The California Department of Education, which is the entity that would have communicated any change in the deadline to the county offices of education, said that it had never said or sent anything that suggested that deadline for implementation was in September.
“We have communicated with our County Office of Education partners that the Dec. 10 deadline exists, and we continue to work with our County Office of Education partners to ensure that collaboration is in place,” said Lisa Guillen, the department’s consultant for Foster Youth Services.
Stefanie Gluckman, the director of the county’s Education Coordinating Council, which was impaneled more than a decade ago to ensure the educational success of foster youth, said that her office would be working to get a plan in place, and welcomed the Board of Supervisors’ attention to this issue.
“The whole point of the ECC is to coordinate efforts, and everyone is openly working together on this so I am very excited,” Gluckman said. “We are hoping to have something real to report at the next quarterly meeting [of the ECC], an actual plan.”

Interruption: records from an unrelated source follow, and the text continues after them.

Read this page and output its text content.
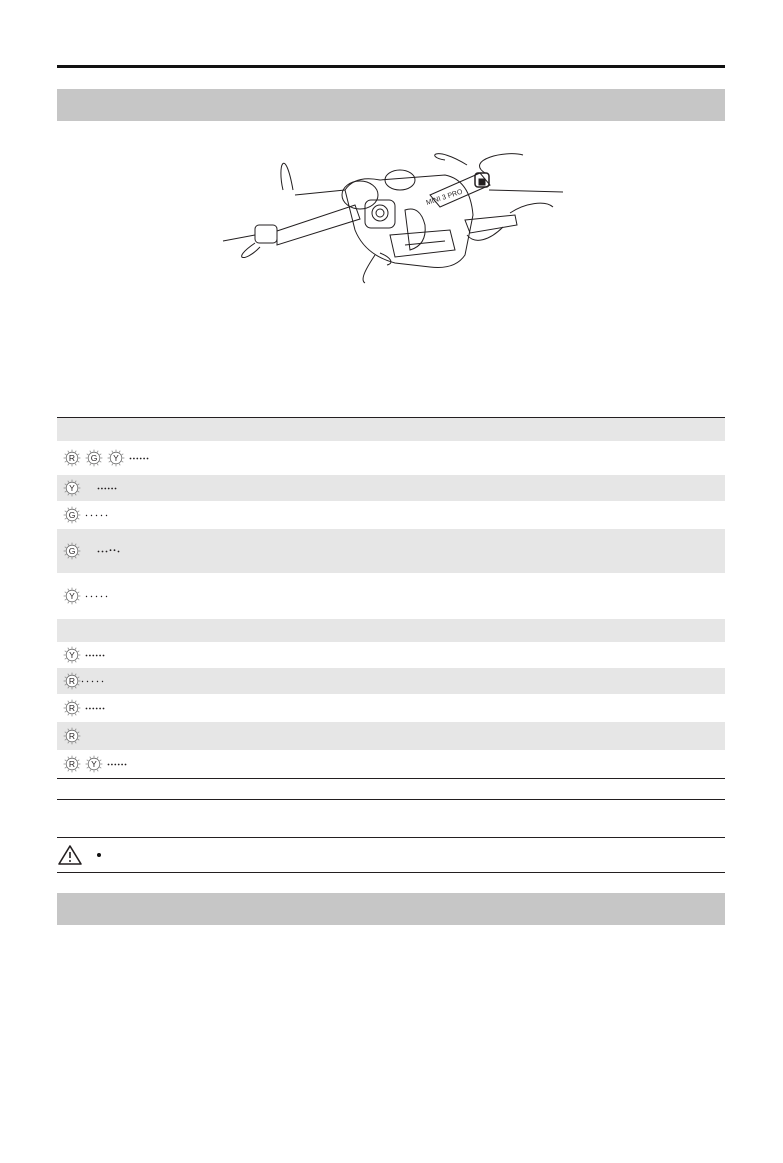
MINI 3 PRO
R G Y
Y
G
G
Y
Y
R
R
R
R Y
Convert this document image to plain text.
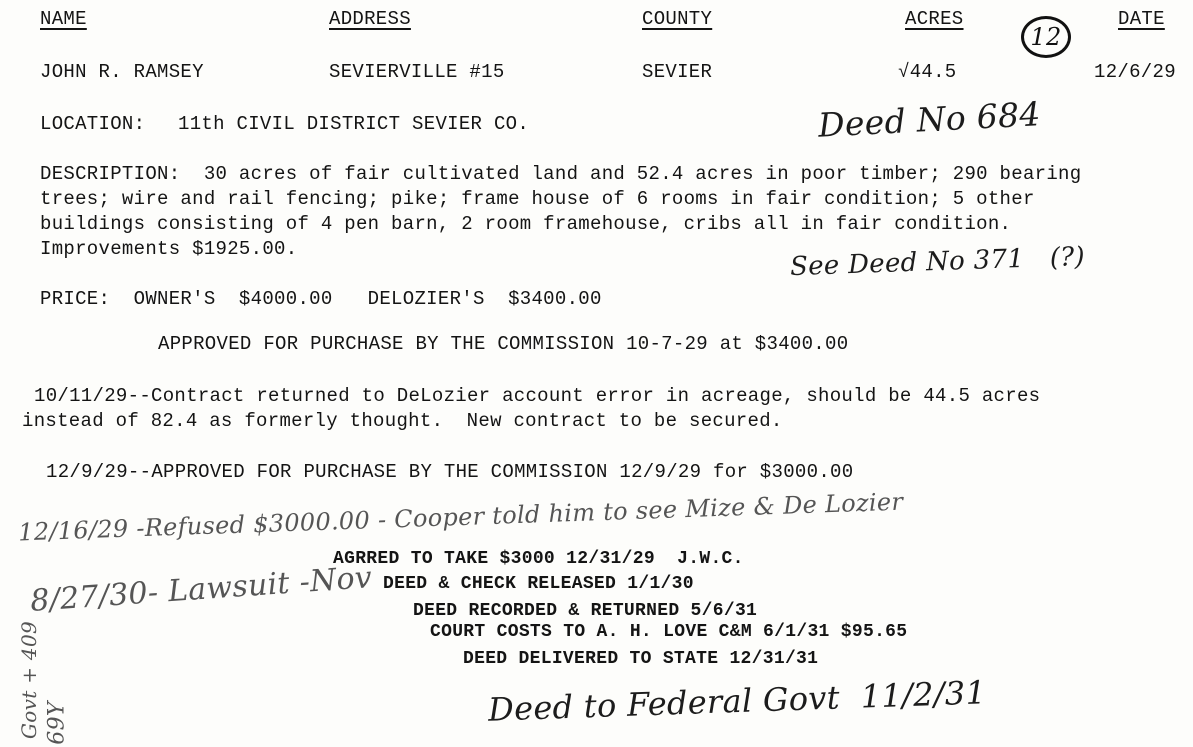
NAME	ADDRESS	COUNTY	ACRES	DATE
12
JOHN R. RAMSEY	SEVIERVILLE #15	SEVIER	√44.5	12/6/29
LOCATION: 11th CIVIL DISTRICT SEVIER CO.	Deed No 684
DESCRIPTION:  30 acres of fair cultivated land and 52.4 acres in poor timber; 290 bearing
trees; wire and rail fencing; pike; frame house of 6 rooms in fair condition; 5 other
buildings consisting of 4 pen barn, 2 room framehouse, cribs all in fair condition.
Improvements $1925.00.	See Deed No 371   (?)
PRICE:  OWNER'S  $4000.00   DELOZIER'S  $3400.00
APPROVED FOR PURCHASE BY THE COMMISSION 10-7-29 at $3400.00
10/11/29--Contract returned to DeLozier account error in acreage, should be 44.5 acres
instead of 82.4 as formerly thought.  New contract to be secured.
12/9/29--APPROVED FOR PURCHASE BY THE COMMISSION 12/9/29 for $3000.00
12/16/29 -Refused $3000.00 - Cooper told him to see Mize & De Lozier
AGRRED TO TAKE $3000 12/31/29  J.W.C.
DEED & CHECK RELEASED 1/1/30
DEED RECORDED & RETURNED 5/6/31
COURT COSTS TO A. H. LOVE C&M 6/1/31 $95.65
DEED DELIVERED TO STATE 12/31/31
8/27/30- Lawsuit -Nov
Deed to Federal Govt  11/2/31
Govt + 409 69Y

Across the country, other state education agencies have been documenting the implementation of Every Student Succeeds’ foster youth mandates, according to the Education Law Center’s McInerney.
The problem for California’s Department of Education is that when it submits its comprehensive plan in September, the agency will be hard pressed to produce documentation that the state’s 1,000-plus school districts had implemented the foster care mandates by the December 2016 deadline. That is sure to be true for school districts throughout Los Angeles County.
If passed, the L.A. County Board of Supervisors’ motion would give various county agencies, including LACOE and the ECC, 60 days to report back “and quarterly thereafter on an implementation plan and timeline to fully comply with the provisions of the Federal Every Student Succeeds Act related to school stability for foster children.”